Although there have been signs that a compromise could be reached between the important world powers, the existing tariffs on China have been renewed. Furthermore, Trump’s statements on Twitter about the Chinese government not having honored trade commitments was followed by a threat to impose another 10% tariff on China on September 1st.
….Sadly, past Administrations have allowed China to get so far ahead of Fair and Balanced Trade that it has become a great burden to the American Taxpayer. As President, I can no longer allow this to happen! In the spirit of achieving Fair Trade, we must Balance this very….— Donald J. Trump (@realDonaldTrump) August 23, 2019
“We thought we had a deal with China three months ago, but sadly, China decided to renegotiate the deal prior to signing,” Trump’s tweet stated. “More recently, China agreed to buy agriculture product[s] from the US in large quantities, but did not do so.”
Some have recently implied that Trump’s most recent attempts to penalize China were milder than those he has threatened to impose on earlier dates, though the fact remains that tariffs of any sort are bad news for the tech sector. The top U.S. brands in retail electronics and devices rely significantly on Chinese manufacturing as well as the American consumer market to be profitable. The last 25% tariffs added $25 to the price of every cell phone made in China, according to recent estimates. One company that has been hit particularly hard by the tariffs has been Apple, which has resulted in the tech giant requesting an exemption for their Chinese made MacPro parts.
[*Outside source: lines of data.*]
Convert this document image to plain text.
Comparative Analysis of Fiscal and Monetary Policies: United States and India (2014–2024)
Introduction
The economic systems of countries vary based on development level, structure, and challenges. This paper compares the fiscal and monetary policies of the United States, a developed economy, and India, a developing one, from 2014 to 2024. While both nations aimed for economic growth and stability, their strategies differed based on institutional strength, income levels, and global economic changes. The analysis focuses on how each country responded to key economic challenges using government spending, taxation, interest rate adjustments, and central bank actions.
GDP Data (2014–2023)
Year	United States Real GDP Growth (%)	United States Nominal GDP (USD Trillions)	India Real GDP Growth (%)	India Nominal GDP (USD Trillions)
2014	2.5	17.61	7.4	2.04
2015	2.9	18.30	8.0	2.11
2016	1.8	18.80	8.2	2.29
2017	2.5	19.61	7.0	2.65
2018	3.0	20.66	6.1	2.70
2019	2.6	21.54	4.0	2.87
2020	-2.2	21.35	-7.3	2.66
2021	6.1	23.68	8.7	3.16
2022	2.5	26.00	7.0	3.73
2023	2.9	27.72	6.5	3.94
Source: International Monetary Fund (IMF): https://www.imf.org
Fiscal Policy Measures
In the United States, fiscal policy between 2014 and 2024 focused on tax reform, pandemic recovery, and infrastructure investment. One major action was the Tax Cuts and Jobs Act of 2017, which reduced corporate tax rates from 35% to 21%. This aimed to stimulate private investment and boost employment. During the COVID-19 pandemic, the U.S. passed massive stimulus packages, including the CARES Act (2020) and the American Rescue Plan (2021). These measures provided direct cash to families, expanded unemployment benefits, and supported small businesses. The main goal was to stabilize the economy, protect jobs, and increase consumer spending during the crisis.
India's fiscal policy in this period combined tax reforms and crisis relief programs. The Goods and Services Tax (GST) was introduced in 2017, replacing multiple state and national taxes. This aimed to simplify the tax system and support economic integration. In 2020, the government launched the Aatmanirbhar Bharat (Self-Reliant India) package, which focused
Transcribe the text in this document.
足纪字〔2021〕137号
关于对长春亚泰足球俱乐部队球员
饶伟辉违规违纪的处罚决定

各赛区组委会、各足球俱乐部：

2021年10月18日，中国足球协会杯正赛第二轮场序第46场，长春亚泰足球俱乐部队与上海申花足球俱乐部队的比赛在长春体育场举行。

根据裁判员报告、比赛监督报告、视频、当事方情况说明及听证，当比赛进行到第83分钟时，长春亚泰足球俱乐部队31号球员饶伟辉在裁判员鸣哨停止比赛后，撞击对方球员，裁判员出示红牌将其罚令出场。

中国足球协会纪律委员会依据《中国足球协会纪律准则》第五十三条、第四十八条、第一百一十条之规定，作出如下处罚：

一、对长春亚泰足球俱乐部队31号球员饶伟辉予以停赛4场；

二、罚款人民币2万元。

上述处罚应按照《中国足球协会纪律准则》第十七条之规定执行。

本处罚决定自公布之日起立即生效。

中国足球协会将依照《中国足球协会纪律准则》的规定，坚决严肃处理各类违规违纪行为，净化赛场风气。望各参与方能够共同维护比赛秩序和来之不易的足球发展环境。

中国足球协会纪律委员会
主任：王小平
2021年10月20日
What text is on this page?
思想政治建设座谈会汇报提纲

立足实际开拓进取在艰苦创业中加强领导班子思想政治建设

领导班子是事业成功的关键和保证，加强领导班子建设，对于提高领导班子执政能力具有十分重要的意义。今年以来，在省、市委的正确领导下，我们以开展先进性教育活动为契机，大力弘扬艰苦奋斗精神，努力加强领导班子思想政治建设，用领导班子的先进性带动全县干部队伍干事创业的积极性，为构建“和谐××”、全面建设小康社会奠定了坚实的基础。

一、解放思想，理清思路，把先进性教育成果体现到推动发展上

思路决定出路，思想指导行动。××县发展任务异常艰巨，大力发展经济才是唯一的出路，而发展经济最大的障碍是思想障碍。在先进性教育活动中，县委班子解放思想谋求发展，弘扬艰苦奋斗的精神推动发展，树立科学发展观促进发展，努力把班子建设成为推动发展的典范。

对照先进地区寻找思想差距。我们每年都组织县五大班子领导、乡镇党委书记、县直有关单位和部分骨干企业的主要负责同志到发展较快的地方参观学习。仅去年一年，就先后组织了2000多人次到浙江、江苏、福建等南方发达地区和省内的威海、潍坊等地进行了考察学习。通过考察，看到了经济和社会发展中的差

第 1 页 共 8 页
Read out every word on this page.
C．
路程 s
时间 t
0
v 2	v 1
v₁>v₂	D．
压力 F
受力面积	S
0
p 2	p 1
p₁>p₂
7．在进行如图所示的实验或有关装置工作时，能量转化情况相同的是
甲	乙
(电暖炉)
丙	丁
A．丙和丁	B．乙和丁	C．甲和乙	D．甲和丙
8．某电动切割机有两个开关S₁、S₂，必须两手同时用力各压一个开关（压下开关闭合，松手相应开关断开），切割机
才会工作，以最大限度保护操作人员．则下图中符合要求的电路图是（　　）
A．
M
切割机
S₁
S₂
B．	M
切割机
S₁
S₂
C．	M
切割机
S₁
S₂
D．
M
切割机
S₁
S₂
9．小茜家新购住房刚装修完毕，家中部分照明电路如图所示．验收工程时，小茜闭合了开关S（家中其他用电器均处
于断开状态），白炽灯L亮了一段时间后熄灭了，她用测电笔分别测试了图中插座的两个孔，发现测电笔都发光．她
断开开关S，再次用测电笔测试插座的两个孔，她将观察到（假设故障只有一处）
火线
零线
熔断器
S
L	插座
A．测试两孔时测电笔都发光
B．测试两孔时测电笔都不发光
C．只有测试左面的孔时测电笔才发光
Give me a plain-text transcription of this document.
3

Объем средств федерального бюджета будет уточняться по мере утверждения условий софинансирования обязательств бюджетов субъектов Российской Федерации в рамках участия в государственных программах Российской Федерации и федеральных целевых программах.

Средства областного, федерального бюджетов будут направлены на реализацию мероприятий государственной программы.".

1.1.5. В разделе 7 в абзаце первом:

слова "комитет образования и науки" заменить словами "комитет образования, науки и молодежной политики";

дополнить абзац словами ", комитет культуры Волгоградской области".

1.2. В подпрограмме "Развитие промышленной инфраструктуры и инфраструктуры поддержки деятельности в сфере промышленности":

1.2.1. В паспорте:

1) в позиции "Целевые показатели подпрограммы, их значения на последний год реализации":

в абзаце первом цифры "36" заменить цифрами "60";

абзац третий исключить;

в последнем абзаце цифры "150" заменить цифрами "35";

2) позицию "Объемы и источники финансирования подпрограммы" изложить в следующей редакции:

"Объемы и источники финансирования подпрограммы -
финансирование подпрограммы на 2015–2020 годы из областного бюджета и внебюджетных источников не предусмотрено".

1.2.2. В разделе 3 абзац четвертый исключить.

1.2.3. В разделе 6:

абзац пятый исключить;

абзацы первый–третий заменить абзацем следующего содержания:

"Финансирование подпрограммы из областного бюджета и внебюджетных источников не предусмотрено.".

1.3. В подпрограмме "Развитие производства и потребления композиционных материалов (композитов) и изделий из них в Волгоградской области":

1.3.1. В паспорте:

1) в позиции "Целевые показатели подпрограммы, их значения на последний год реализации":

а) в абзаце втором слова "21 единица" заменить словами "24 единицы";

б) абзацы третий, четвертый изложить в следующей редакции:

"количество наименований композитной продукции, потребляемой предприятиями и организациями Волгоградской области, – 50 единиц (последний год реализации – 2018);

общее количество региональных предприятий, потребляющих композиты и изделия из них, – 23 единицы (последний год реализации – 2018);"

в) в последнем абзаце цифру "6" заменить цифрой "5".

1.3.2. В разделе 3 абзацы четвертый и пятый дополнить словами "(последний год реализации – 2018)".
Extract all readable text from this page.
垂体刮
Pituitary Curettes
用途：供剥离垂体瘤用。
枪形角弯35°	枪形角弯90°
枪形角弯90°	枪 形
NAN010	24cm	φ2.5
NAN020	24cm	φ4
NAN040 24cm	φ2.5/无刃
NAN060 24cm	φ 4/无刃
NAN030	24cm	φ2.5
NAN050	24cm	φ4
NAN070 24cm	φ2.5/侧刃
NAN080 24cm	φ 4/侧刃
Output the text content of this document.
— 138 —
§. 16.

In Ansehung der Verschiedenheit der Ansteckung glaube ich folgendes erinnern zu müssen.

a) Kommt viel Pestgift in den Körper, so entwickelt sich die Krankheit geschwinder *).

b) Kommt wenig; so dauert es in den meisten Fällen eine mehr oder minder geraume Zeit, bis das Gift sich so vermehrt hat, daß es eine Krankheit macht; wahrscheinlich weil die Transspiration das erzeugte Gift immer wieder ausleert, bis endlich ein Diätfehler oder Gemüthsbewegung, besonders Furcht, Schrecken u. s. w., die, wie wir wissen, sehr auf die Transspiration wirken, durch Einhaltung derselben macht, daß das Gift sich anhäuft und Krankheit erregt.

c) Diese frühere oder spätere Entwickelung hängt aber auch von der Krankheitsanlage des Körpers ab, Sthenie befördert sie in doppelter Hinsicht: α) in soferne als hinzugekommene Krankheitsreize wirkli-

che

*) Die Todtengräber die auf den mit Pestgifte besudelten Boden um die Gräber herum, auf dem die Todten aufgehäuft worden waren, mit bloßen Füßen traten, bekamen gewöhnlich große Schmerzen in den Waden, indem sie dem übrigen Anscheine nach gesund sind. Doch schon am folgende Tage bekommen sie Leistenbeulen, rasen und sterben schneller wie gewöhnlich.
Consumers will ultimately bear the brunt of the higher costs, one example being Sony’s Playstation, which will be more expensive once additional tariffs kick in. Price increases will be evident across the entire spectrum of products however. Consumers can expect to pay more for their televisions, laptops and mobile phones that are constructed wholly or in part in China. At this point, the total impact tariffs will have on Main Street can only be speculated.
It’s still not known if exemptions will be granted to some tech companies on certain Chinese manufactured electronic components. Suspense surrounds the president’s long-term tariff policy as well as how it will play out in the big picture. The president’s recent remarks do little to quell the current anxiety in the tech industry.
“We have a long way to go with China,” he said. “We have another $325 billion we can implement, if we want.”
Officials in DC who manage international trade affairs have not provided further detail or reason for those who sell tech products to take a deep breath either.